Adam Neumann, the cofounder and ex-CEO of WeWork, has officially abandoned his very public attempt to repurchase the office-sharing giant.
Neumann, who resigned as CEO in 2019 amid controversy over WeWork’s failed IPO and scrutiny of its internal business practices, criticized the company’s new direction as he seemingly called it quits this week.
The development arrives ahead of WeWork’s May 30 court hearing, where it anticipates an approval of its updated bankruptcy exit plan. The deal, if approved, has Yardi Systems contributing $337 million through its affiliate Cupar Grimmond LLC. — which covers the majority of the coworking giant’s $450 million bankruptcy exit plan.

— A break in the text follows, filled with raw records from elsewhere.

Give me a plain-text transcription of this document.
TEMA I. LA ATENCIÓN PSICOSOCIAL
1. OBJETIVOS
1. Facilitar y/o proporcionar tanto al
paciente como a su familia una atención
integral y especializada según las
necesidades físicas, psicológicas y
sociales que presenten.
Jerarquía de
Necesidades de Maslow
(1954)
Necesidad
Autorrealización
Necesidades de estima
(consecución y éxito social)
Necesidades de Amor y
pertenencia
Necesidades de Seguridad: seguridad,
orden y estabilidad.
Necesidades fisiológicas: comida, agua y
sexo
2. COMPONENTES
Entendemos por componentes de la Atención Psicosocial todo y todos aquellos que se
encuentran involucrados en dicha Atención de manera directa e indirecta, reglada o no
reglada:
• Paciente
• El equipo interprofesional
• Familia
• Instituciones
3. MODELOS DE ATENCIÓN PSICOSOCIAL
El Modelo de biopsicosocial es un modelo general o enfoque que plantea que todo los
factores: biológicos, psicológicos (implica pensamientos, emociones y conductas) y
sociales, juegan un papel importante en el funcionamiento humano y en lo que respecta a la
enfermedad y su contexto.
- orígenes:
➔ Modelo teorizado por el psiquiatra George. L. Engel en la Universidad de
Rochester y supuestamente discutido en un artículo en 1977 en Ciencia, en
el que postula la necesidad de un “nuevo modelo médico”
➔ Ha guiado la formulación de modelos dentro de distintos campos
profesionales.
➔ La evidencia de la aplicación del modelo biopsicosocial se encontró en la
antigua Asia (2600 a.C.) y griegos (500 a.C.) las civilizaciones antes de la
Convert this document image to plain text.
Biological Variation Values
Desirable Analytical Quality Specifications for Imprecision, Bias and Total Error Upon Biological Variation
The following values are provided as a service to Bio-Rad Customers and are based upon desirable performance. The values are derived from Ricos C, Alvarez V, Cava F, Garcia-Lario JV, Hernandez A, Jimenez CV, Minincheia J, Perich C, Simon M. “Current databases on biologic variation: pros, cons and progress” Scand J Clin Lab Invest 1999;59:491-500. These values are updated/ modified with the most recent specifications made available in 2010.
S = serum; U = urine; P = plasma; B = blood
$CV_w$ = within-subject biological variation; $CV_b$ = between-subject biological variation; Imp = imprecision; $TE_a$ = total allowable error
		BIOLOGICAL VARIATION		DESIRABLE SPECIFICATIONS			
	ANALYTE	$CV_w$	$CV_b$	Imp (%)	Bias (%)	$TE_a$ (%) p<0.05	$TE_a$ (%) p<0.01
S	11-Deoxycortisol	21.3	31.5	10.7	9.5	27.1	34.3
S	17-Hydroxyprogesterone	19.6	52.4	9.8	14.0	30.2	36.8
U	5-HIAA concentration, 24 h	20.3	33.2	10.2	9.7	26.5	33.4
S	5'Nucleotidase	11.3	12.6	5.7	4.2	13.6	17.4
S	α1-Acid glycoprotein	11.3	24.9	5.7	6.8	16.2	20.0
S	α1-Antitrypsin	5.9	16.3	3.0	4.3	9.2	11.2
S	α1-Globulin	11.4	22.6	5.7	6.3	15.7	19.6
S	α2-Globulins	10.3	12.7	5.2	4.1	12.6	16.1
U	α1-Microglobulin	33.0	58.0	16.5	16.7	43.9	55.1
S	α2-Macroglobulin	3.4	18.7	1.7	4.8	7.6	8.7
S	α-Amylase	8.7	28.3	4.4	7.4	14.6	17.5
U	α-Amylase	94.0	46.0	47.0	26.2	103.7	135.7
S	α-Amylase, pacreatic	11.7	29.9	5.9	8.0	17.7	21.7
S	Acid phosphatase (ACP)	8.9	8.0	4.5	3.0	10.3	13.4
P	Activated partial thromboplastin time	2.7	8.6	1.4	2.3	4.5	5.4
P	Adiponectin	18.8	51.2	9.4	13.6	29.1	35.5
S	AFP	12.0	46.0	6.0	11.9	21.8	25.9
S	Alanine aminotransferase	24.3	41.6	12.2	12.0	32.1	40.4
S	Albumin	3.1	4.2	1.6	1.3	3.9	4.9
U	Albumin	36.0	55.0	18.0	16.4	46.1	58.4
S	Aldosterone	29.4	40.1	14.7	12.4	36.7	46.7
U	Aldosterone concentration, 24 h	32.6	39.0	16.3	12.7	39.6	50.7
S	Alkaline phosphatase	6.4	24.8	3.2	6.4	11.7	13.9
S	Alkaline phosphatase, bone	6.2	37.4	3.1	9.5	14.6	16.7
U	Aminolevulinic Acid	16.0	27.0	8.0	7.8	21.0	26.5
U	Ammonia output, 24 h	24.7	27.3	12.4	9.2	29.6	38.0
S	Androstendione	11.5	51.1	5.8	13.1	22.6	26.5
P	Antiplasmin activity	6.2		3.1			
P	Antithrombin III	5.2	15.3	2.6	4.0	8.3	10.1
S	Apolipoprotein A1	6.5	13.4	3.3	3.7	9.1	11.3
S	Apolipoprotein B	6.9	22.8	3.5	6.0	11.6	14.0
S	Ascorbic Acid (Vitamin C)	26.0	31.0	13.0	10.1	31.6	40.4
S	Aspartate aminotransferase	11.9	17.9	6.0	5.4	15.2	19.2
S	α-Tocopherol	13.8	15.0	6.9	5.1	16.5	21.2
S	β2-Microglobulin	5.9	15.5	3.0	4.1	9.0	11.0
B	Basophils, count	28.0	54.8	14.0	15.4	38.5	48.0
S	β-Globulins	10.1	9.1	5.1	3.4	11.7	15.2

“For several months, we tried to work constructively with WeWork to create a strategy that would allow it to thrive,” Neumann stated in a message to The New York Times’ DealBook newsletter. “Instead, the company looks to be emerging from bankruptcy with a plan that appears unrealistic and unlikely to succeed.”
Neumann previously submitted a bid of over $500 million to regain control of the troubled flexible workspace provider through his new real estate venture Flow — backed by investment firm Anderson Horowitz.
WeWork recently posted in a blog post that it plans to assume 89 additional leases across North American markets including Chicago, San Francisco, Seattle, Vancouver, and Washington D.C. and that the expected assumptions “complete WeWork’s real estate portfolio review in most of its markets across the United States and Canada.”
Neumann’s departure in 2019 was precipitated by investor and board pressure after the company’s highly anticipated IPO collapsed due to concerns about its business model and corporate governance. WeWork had a peak valuation of $47 billion.
With Neumann backing out, all signs point to WeWork exiting chapter 11 bankruptcy at the end of the month, pending court approval. WeWork estimates that its updated portfolio will reduce total rent commitments by more than $11 billion, allowing the company to focus on improving operations in its most lucrative and sought-after locations in the coming months.